Kira Segenchuk ’22, a student in the Milstein Program, shows off the solution she made using safety pins and foam to simulate a glove.

Workshop teaches problem-solving through rapid prototyping

The process of “design thinking” is a solution-based approach to problem solving and involves five steps: empathize, define, ideate, prototype and test.

Diane Levitt, senior director of K-12 education at Cornell Tech, conducts a design thinking workshop with community members and students in the Milstein Program in Technology and Humanity.

On Feb. 20, Diane Levitt, senior director of K-12 education at Cornell Tech, visited campus for a design thinking workshop with community members and students in the Milstein Program in Technology and Humanity. Participants learned how to work as a team to create rapid prototypes, in an attempt to solve real-world problems.

Levitt, who works with individual schools and the New York City Department of Education’s CS4All initiative, teaches this workshop to educators and students of all ages. A foundation of computer coding, the design thinking process helps teams think through complex problems by reframing them in a human-centric way.

During the Cornell workshop, teams worked in groups of three or four with three cards defining a “user,” a “task” and a “constraint.” Levitt explained that one of the most important parts of design thinking is to first understand and empathize with your user, in order to tailor solutions to their needs. The next step was to apply the user’s needs to the task they were given, while considering the constraints placed upon them.

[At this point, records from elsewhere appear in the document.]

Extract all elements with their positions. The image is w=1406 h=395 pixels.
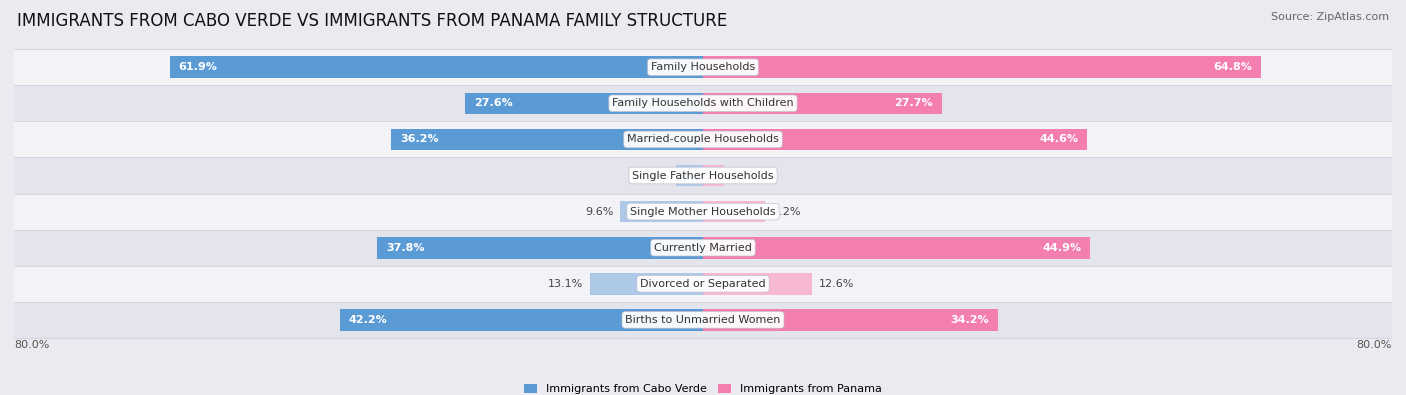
Text: 27.7%: 27.7% xyxy=(894,98,934,108)
Text: 37.8%: 37.8% xyxy=(387,243,425,253)
Bar xyxy=(14,49,1392,85)
Text: Births to Unmarried Women: Births to Unmarried Women xyxy=(626,315,780,325)
Bar xyxy=(170,56,703,78)
Text: 3.1%: 3.1% xyxy=(641,171,669,181)
Bar xyxy=(14,302,1392,338)
Bar xyxy=(14,229,1392,266)
Text: Married-couple Households: Married-couple Households xyxy=(627,134,779,145)
Bar xyxy=(620,201,703,222)
Text: Single Mother Households: Single Mother Households xyxy=(630,207,776,216)
Text: Source: ZipAtlas.com: Source: ZipAtlas.com xyxy=(1271,12,1389,22)
Bar xyxy=(703,129,1087,150)
Text: 80.0%: 80.0% xyxy=(14,340,49,350)
Bar xyxy=(676,165,703,186)
Bar xyxy=(703,237,1090,258)
Bar xyxy=(340,309,703,331)
Bar xyxy=(703,56,1261,78)
Text: 27.6%: 27.6% xyxy=(474,98,513,108)
Text: 64.8%: 64.8% xyxy=(1213,62,1253,72)
Bar xyxy=(703,309,997,331)
Bar xyxy=(703,273,811,295)
Text: 61.9%: 61.9% xyxy=(179,62,218,72)
Bar xyxy=(14,266,1392,302)
Text: Family Households with Children: Family Households with Children xyxy=(612,98,794,108)
Text: 44.9%: 44.9% xyxy=(1042,243,1081,253)
Text: IMMIGRANTS FROM CABO VERDE VS IMMIGRANTS FROM PANAMA FAMILY STRUCTURE: IMMIGRANTS FROM CABO VERDE VS IMMIGRANTS… xyxy=(17,12,727,30)
Text: 34.2%: 34.2% xyxy=(950,315,988,325)
Bar xyxy=(377,237,703,258)
Bar xyxy=(703,92,942,114)
Text: 36.2%: 36.2% xyxy=(399,134,439,145)
Text: Single Father Households: Single Father Households xyxy=(633,171,773,181)
Text: Currently Married: Currently Married xyxy=(654,243,752,253)
Bar xyxy=(465,92,703,114)
Bar xyxy=(391,129,703,150)
Text: Family Households: Family Households xyxy=(651,62,755,72)
Text: 42.2%: 42.2% xyxy=(349,315,387,325)
Bar xyxy=(14,194,1392,229)
Text: 13.1%: 13.1% xyxy=(548,279,583,289)
Legend: Immigrants from Cabo Verde, Immigrants from Panama: Immigrants from Cabo Verde, Immigrants f… xyxy=(519,379,887,395)
Bar xyxy=(14,85,1392,121)
Bar xyxy=(14,121,1392,158)
Bar xyxy=(703,201,765,222)
Bar xyxy=(14,158,1392,194)
Bar xyxy=(703,165,724,186)
Bar xyxy=(591,273,703,295)
Text: Divorced or Separated: Divorced or Separated xyxy=(640,279,766,289)
Text: 7.2%: 7.2% xyxy=(772,207,800,216)
Text: 44.6%: 44.6% xyxy=(1039,134,1078,145)
Text: 2.4%: 2.4% xyxy=(731,171,759,181)
Text: 80.0%: 80.0% xyxy=(1357,340,1392,350)
Text: 9.6%: 9.6% xyxy=(585,207,613,216)
Text: 12.6%: 12.6% xyxy=(818,279,853,289)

Teams then spent five minutes brainstorming ideas, discussing their ideas and then ranking them by creativity and impact. They then chose the ideas deemed the most creative and impactful to move to the prototyping phase. Using basic office supplies, plus recycled and other materials, the groups then made mock-ups of their solutions. Finally, the groups shared their prototypes and their thinking process behind their creations.

While at first the tasks seemed daunting, the teams quickly set to work to come up with solutions. One group received “mothers” as their user card, “build a home” as their task and “made out of glass” as their constraint. The group decided to interpret “building a home” as home renovations and focused on their user’s needs by devising ways to use glass to child-proof a home. They imagined durable, shatterproof glass stove covers and partitions to prevent young children from entering certain areas of the home.

Another group – tasked with “midlife crisis fathers,” “a way to sit up straight” and “waterproof” – thought up a wearable contraption with a remote control that would allow family members to send gentle reminders to prompt dad to sit up straight.

Teams picked from an assortment of objects including pipe cleaners, plastic containers, boxes, pom-poms and clothes pins to create their sometimes, whimsical prototype designs. After a short dinner break, the teams presented their designs.

“I see computer science as an opportunity to help promote equity. That’s really the reason I do this work,” Levitt said. “For Cornell Tech, teaching computer science to all students is a social justice mission. We focus on access for everyone in everything we do.”

The Milstein Program in Technology and Humanity models integrative, interdisciplinary learning through a liberal arts education in the College of Arts and Sciences with cutting-edge programs and courses for undergraduates at Cornell Tech in New York City.

Maja Anderson is program manager for the Milstein Program in Technology and Humanity.